While there aren’t any stories of the previous pandemic circulating in our families, we have glimpses of some health issues affecting society and our families before us though. When I started school in 1959, school started later in the autumn because of the polio virus. At the time, I knew the name but little of what it was about except for images of people in iron lungs on tv and in newspapers. I know someone who acquired polio from a package sent into her northern community for Christmas. She was away from her family for years, receiving treatment as a young child into adolescence. Vaccine saved lives and people from disabilities. 


Going back further in time, people with tuberculosis went into sanitariums. Many died. My grandfather lost both parents and five siblings to TB when he was a young child. What was it like for families to wonder who would come down with that disease, or parents dying of the disease and leaving young families? Such tragedies were common.


My husband’s grandfather was a welfare officer on the west coast of Newfoundland in the 1930s. If someone in a family had diphtheria, the family went into quarantine for a period of time. Grandfather Smith put the quarantine notice on the door of the home and provided the family’s needs, such as groceries. My father lost his younger brother to diphtheria. Sometimes several children in a family died. 


Today, it is easy to complain about whatever our experience is because it is what’s real to us. However, we only have to look around us today and back in our own lifetimes and those of our parents and grandparents to see how fortunate we are. We have the knowledge of science to help us deal with the reality of this virus, a way to keep ourselves safe and now, a vaccine which was developed quickly. We need people to take the vaccine so we can live Covid free.


This current pandemic experience has highlighted how much we have to rely on one another for survival. My survival depends on my own actions, those of others around me, the community at large and vice versa.

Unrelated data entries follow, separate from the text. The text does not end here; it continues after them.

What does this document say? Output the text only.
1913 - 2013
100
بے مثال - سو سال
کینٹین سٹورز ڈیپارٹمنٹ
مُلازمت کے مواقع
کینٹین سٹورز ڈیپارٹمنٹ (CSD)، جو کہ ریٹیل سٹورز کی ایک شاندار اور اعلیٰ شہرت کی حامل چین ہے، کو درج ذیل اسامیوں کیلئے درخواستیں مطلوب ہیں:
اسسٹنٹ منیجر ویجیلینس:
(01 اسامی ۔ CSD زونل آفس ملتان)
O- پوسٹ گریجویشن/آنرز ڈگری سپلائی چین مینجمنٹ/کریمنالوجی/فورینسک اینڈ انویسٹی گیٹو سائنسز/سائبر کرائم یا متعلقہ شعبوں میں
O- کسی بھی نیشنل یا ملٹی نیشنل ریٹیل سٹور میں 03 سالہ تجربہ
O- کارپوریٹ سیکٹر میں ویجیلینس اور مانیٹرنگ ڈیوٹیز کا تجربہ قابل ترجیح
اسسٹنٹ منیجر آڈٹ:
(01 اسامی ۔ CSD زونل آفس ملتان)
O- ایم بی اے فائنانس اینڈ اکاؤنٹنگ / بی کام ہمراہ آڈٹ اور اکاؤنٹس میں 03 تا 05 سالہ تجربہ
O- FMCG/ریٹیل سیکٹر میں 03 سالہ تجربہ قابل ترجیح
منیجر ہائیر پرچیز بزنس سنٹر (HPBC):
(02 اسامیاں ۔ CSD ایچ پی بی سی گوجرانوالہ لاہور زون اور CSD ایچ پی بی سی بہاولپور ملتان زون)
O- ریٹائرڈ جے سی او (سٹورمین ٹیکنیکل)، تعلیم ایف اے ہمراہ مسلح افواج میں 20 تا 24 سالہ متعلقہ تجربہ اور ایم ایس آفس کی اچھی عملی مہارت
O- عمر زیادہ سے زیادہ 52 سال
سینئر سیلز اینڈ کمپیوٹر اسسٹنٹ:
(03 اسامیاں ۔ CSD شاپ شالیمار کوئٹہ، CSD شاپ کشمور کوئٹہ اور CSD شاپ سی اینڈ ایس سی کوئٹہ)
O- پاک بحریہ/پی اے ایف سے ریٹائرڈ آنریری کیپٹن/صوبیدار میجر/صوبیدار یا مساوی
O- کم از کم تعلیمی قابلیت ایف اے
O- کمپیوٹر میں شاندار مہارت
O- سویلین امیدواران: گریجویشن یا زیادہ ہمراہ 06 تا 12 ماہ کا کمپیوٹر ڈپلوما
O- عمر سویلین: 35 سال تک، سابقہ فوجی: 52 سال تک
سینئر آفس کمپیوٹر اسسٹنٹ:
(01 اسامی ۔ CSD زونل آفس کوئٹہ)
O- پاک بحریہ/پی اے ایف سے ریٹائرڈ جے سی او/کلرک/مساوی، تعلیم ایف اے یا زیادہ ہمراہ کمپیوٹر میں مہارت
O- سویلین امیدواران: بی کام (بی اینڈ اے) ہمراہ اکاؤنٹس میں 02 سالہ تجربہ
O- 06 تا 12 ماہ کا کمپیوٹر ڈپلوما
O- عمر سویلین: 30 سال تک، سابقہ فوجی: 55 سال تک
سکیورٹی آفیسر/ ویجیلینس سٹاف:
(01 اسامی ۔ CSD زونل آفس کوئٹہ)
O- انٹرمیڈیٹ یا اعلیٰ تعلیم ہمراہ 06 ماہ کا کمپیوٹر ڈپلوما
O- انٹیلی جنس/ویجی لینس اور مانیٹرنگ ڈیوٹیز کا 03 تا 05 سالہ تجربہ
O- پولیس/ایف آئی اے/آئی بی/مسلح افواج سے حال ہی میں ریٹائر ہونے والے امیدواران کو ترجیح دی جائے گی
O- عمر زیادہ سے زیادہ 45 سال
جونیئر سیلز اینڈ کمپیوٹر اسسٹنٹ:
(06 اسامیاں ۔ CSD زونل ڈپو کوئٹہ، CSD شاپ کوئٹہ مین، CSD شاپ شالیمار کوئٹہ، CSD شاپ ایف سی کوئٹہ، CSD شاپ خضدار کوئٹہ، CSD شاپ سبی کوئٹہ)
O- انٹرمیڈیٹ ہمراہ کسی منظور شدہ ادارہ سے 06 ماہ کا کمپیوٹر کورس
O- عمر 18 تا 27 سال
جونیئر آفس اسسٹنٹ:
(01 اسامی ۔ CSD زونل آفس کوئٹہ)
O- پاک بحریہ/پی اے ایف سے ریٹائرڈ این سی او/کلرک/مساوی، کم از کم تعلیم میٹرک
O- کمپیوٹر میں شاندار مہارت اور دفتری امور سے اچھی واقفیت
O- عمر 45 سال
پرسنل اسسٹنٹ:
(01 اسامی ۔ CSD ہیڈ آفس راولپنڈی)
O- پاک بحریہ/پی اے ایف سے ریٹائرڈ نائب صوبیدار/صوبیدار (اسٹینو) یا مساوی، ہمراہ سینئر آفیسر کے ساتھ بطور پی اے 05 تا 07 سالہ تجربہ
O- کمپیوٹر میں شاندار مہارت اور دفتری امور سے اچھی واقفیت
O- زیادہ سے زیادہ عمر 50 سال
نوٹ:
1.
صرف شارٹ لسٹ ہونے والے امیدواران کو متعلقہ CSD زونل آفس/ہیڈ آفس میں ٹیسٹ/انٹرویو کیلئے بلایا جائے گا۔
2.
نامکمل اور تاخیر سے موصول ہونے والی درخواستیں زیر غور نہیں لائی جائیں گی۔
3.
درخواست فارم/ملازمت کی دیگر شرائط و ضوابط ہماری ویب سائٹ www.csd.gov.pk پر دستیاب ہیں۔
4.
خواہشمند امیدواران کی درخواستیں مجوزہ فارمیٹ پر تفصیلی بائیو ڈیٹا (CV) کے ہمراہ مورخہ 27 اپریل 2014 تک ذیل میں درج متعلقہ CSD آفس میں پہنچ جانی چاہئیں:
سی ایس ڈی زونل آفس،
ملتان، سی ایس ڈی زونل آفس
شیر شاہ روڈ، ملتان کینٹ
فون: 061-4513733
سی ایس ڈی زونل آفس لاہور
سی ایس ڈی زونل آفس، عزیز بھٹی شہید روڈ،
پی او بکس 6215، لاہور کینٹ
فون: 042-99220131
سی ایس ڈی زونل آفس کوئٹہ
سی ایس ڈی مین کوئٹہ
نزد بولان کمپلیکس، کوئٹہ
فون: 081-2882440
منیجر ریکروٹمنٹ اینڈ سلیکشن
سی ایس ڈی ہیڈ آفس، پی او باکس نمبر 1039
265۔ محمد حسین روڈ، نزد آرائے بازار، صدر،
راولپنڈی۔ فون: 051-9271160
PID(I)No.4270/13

We need everyone to take the situation seriously and do their part in keeping themselves and consequently others, safe. That’s life in general though, isn’t it? Now our interdependence is magnified.  


Of course we are tired but also determined to live through this, healthy fear in tact and protocols in place. It looks like it will be summer before our age group will be vaccinated on PEI.  However, when the day arrives and we can all leave our bubbles safely again without Covid precautions, I hope we have heightened awareness of our interdependence as a people and are better for it. 



Tuesday, 18 February 2020

Mary Ann

The name caught my eye. 


Mary Ann


It was at the top of the old headstone in raised letters. I looked down the stone and saw that she was 23 when she died in 1852, the wife of David Campbell.





Beneath her name was that of a young child, William, of the same man. Was he her child too? What was his cause of death? How did she die at such an early age? Something as simple as a toothache could have been the cause of death. Infections were deadly as were many of the diseases which antibiotics and vaccinations control today. Of course childbirth was a common cause of death for young women.


Did she leave any children giving her descendants who know of or search for her today? I wonder if, like my Mary Ann, she has a great granddaughter who wonders about her?


Mary Ann Pretty died in 1908 of tuberculosis, which had taken her husband and two children previously. Over the next several years, four more would succumb to the deadly disease. Only three children survived, one of whom was my grandfather.


It is interesting to see the name of David Campbell so prominently displayed on this headstone though he is not buried in that spot. Maybe he married again and is interred with another wife. Mary Ann Campbell’s family has interesting items to research.


Can you tell I am knee deep in genealogy these days?